Jerry Wilson, president of Premier Adjusters Inc, is rumored to enjoy pig pornography so much that he forced his employees to watch a video featuring a woman engaging in sexual activity with a swine, according to The Houston Press. In addition to this questionable activity, Wilson also allegedly sent pictures of his genitals to a few of his female workers. However, the high point of these interactions came when Wilson reportedly asked one woman if she a “big ole gooden or a good ole biggen.”
Not surprisingly, the women who were subjected to Wilson’s antics experienced some mental trauma, the lawsuit explains. In addition to battling “severe emotional distress”, the women also suffered “nausea, sleeplessness, night terrors, loss of sexual desire, depression, and loss of enjoyment of life.” Although you may think this is an open and shut case, pinning the tail on Wilson has been a bit more difficult than the plaintiffs imagined.

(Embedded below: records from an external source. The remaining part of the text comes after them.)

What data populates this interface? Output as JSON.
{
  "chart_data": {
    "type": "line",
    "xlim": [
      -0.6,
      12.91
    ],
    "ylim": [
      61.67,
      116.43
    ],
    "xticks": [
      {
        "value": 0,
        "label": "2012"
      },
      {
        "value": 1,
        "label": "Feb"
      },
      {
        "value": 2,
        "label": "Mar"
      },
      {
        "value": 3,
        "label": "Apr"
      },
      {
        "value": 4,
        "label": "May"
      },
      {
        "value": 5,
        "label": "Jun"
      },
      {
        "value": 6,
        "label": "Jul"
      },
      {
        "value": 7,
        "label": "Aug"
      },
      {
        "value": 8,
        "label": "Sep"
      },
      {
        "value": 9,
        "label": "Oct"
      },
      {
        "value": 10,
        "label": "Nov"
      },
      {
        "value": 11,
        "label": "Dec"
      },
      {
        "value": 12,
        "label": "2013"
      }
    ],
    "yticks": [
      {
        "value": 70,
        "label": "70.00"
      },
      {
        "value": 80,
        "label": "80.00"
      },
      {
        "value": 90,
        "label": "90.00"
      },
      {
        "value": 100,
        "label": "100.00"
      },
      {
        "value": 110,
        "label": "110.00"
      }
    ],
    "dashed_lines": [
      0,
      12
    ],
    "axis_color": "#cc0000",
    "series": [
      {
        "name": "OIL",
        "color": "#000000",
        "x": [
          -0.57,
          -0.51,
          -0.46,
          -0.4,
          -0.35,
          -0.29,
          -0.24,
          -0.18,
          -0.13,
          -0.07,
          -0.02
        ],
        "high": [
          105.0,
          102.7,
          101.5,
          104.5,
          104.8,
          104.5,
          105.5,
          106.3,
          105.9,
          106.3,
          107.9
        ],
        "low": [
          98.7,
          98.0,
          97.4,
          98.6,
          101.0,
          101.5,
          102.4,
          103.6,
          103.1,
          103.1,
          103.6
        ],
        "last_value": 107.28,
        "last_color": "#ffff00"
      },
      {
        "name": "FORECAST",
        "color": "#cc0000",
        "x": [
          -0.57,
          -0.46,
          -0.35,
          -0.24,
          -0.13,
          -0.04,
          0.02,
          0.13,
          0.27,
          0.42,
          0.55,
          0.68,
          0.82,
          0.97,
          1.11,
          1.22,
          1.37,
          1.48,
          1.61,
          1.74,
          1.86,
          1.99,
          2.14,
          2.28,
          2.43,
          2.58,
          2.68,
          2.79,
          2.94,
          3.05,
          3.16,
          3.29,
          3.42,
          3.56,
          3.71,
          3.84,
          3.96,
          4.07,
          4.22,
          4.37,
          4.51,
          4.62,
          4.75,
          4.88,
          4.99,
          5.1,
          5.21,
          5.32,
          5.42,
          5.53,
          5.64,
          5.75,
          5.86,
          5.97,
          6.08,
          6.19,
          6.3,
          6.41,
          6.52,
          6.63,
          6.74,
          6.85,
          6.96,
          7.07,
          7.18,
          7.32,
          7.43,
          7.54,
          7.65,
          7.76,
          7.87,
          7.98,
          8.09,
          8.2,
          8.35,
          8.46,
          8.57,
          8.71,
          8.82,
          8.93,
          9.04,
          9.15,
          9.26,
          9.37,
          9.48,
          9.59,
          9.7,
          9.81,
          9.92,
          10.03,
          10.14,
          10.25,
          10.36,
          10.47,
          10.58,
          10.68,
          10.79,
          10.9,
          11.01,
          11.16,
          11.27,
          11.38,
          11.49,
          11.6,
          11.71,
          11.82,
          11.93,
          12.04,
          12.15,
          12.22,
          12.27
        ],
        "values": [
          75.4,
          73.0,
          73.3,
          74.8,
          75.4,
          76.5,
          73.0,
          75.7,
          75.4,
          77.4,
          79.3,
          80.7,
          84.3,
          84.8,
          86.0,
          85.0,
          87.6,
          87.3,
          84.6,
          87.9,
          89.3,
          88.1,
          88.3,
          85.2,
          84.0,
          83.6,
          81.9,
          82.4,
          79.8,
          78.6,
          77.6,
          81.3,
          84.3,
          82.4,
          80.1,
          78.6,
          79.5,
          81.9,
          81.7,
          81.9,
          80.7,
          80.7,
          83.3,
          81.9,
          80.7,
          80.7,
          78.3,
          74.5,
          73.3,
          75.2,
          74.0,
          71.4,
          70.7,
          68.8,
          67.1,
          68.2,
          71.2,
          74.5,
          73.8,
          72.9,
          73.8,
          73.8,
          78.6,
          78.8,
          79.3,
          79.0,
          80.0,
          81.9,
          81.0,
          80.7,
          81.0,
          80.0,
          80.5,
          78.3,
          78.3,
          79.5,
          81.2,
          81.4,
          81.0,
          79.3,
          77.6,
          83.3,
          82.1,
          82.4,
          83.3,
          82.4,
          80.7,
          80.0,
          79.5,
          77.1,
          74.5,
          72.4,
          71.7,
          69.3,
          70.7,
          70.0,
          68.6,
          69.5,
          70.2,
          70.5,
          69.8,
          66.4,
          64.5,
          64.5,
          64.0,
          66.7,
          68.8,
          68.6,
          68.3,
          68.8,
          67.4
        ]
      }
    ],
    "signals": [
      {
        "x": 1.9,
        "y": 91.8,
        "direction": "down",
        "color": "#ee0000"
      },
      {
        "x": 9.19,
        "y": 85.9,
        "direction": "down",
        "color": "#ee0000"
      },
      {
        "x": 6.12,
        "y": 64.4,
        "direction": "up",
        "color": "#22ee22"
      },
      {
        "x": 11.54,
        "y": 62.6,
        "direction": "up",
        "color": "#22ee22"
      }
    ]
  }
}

Beth Parchman, the woman who originally brought the suit against Wilson, has been dropped from the case after failing to provide medical evidence of her emotional distress. Attorney David Mestemaker, who is leading the charge against Parchman’s former employer, says his client did not produce proper medical evidence in accordance with the Texas Labor Law.
“He was texting me pictures of his…of his — stuff,” Parchman told The Houston Post in regards to Wilson’s alleged behavior. “Implying that he was masturbating and sending me pictures all over. He’s a total and complete pig. He’s insane. Completely insane.” She also believes that Mestemaker may have accepted bribes from Wilson, which may explain why she was dropped from the case.
Mestemaker, meanwhile, claims he did nothing of the sort. He also states he never told Parchman to not worry about the medical records. “I’ve never been paid a penny on this case, and it’s cost a significant amount of my money developing this case,” he explained.
The lawyer is currently moving forward with the suit against Wilson, which is rumored to head into the court system this November.